Les sept Fantaisies op.116 de Brahms ont été achevées à l’été 1892 et constituent le testament pianistique du compositeur. Véritables « feuillets de journal intime » (C. Rostand) qui témoignent d’un retour à une forme d’intériorité caractéristique du dernier Brahms, ces pages n’en offrent pas moins un art consommé du contraste. Au lyrisme apaisé de l’Intermezzo en la mineur succède et ainsi le dramatisme tumultueux de l’ultime Capriccio, et un souffle épique particulièrement prégnant dans le Capriccio en sol mineur.

Les Ballades de Chopin, inspirées de textes du poète polonais exilé Adam Mickiewicz (1798 1855), sont pour lui l’occasion d’exhaler sa sensibilité pour le devenir du peuple polonais. Achevée en 1839 alors que Chopin séjourne à Majorque avec George Sand, la Ballade no2 oppose deux éléments. Le premier, calme et empreint « d’une gravité archaïsante » figure selon T. A. Zieliński « le ton monotone d’un vieux conteur ». Le second, presto con fuoco est au contraire une tempête de doubles croches d’une violence extrême. La Ballade no4, datée de 1842, use du même effet : deux thèmes s’opposent, le premier est « délicat et mélancolique », tandis que le second, d’allure plus apaisée, est caractérisé par son aspect plus vertical. Les deux œuvres s’achèvent par une coda de bravoure à la virtuosité proprement héroïque.

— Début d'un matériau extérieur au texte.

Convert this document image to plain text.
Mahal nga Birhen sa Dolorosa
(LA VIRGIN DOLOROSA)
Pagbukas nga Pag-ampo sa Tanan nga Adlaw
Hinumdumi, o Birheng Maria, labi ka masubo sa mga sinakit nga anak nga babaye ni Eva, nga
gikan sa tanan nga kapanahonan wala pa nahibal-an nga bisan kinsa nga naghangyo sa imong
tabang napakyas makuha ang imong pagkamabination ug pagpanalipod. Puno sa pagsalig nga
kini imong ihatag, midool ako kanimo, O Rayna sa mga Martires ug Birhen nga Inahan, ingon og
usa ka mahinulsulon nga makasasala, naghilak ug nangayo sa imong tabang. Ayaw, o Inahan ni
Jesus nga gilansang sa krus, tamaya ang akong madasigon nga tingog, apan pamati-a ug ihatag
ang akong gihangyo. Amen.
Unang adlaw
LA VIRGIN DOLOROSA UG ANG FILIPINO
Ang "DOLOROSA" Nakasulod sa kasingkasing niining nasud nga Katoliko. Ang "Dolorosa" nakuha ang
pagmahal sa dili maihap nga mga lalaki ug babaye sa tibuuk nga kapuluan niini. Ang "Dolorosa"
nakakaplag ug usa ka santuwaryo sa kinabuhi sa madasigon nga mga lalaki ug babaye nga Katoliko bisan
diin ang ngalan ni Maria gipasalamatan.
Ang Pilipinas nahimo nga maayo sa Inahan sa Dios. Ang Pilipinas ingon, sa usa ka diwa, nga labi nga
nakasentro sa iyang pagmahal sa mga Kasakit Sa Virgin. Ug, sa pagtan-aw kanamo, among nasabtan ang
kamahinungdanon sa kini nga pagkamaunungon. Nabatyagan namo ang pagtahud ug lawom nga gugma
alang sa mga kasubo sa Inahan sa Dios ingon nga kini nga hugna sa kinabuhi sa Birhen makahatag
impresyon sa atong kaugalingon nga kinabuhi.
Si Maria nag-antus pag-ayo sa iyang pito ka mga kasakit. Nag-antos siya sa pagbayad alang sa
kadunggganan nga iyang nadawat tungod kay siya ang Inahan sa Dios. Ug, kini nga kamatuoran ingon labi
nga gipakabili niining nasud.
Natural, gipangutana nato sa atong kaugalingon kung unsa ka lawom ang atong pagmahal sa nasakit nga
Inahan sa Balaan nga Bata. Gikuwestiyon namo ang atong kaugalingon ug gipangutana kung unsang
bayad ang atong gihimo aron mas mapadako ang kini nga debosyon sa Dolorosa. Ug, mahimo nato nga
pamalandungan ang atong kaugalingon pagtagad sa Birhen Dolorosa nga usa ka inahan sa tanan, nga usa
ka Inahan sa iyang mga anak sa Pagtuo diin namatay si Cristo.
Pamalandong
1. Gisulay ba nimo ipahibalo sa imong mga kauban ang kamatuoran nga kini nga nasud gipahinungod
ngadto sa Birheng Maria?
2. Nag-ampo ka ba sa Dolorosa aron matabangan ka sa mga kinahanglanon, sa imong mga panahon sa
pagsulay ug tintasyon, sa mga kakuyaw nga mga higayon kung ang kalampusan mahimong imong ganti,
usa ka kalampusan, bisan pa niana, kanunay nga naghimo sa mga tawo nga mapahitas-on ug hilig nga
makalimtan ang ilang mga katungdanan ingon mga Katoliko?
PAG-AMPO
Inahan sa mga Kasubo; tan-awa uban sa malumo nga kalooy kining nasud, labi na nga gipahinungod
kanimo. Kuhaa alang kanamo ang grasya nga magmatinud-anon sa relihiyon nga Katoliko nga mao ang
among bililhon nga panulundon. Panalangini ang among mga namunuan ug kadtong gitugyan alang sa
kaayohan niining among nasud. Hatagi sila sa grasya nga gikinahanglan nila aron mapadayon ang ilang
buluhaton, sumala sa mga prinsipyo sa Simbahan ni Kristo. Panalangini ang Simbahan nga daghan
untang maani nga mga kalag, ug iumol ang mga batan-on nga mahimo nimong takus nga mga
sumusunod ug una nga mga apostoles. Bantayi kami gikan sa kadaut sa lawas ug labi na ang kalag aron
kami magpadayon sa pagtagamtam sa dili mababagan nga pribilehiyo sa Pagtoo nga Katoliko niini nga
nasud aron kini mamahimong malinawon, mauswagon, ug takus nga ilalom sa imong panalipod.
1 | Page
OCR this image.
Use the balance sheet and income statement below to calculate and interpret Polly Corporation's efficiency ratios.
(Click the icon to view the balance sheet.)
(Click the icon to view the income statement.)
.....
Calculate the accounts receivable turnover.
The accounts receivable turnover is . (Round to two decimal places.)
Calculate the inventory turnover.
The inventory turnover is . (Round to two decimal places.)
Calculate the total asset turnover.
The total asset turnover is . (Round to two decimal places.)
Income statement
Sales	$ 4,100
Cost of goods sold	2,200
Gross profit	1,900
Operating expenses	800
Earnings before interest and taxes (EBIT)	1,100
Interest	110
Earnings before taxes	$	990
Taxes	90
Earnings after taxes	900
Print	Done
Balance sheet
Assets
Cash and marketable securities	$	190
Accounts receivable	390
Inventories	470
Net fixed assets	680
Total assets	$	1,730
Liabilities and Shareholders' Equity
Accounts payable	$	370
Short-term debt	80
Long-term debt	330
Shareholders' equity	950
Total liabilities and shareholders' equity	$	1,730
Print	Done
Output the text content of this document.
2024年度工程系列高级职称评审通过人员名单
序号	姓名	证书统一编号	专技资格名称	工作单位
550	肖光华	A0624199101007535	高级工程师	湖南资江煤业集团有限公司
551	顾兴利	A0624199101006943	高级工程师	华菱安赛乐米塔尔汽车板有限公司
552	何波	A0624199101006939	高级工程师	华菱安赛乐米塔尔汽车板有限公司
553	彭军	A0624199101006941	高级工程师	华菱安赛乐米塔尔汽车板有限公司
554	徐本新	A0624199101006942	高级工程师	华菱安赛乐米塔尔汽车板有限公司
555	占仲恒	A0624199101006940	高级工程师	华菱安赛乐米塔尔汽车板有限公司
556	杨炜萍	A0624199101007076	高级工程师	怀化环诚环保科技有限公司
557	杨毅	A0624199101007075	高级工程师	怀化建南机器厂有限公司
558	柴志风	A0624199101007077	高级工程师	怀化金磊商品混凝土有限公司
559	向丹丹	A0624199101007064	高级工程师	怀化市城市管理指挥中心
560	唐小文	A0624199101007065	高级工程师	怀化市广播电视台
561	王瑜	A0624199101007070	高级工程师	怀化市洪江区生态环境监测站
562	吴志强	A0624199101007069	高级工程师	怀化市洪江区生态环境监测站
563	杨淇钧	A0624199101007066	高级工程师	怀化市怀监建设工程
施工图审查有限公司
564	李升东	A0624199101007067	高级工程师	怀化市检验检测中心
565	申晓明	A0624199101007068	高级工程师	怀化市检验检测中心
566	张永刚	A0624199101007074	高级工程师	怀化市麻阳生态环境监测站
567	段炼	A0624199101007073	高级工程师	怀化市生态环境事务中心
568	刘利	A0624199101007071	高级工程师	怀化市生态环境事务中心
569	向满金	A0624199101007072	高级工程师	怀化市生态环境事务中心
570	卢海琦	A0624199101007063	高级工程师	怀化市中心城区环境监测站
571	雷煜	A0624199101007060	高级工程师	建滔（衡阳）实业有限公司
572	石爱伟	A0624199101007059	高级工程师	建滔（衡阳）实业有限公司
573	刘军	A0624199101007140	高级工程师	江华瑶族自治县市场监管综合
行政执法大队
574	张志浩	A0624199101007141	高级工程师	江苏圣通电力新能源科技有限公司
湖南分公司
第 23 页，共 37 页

L’attachement de Chopin à son pays natal passe également par l’exploitation de danses traditionnelles, au premier rang desquelles la polonaise, qu’il utilisera à de nombreuses reprises. Le traitement qu’il fait subir à cette danse dans l’opus 61 (1846) est tout à fait particulier, comme en témoigne sa difficulté première à nommer ce « quelque chose dont je n’ai pas encore trouvé le titre » (lettre du 12 décembre 1845) qui deviendra la « Polonaise Fantaisie ». La danse populaire stylisée se mue en un véritable poème dramatique : « ce n’est plus une polonaise qui revêt les traits d’une fantaisie, mais bien au contraire une fantaisie ou une ballade qui se sert de certains motifs de polonaise ».

Un même attachement à un genre chorégraphique se retrouve chez Ravel, qui revendique l’héritage romantique schubertien en 1911 dans ses Valses nobles et sentimentales. Ici encore, le chapelet des huit valses est prétexte à des juxtapositions de caractères et d’atmosphères contrastées, rehaussées de savoureuses dissonances harmoniques et de subtils décalages rythmiques. Dans l’ultime section reparaissent des fragments mélodiques des valses précédentes, à la manière de silhouettes lointaines et fantomatiques déjà nostalgiques du « plaisir délicieux et toujours renouvelé de [cette] occupation inutile ».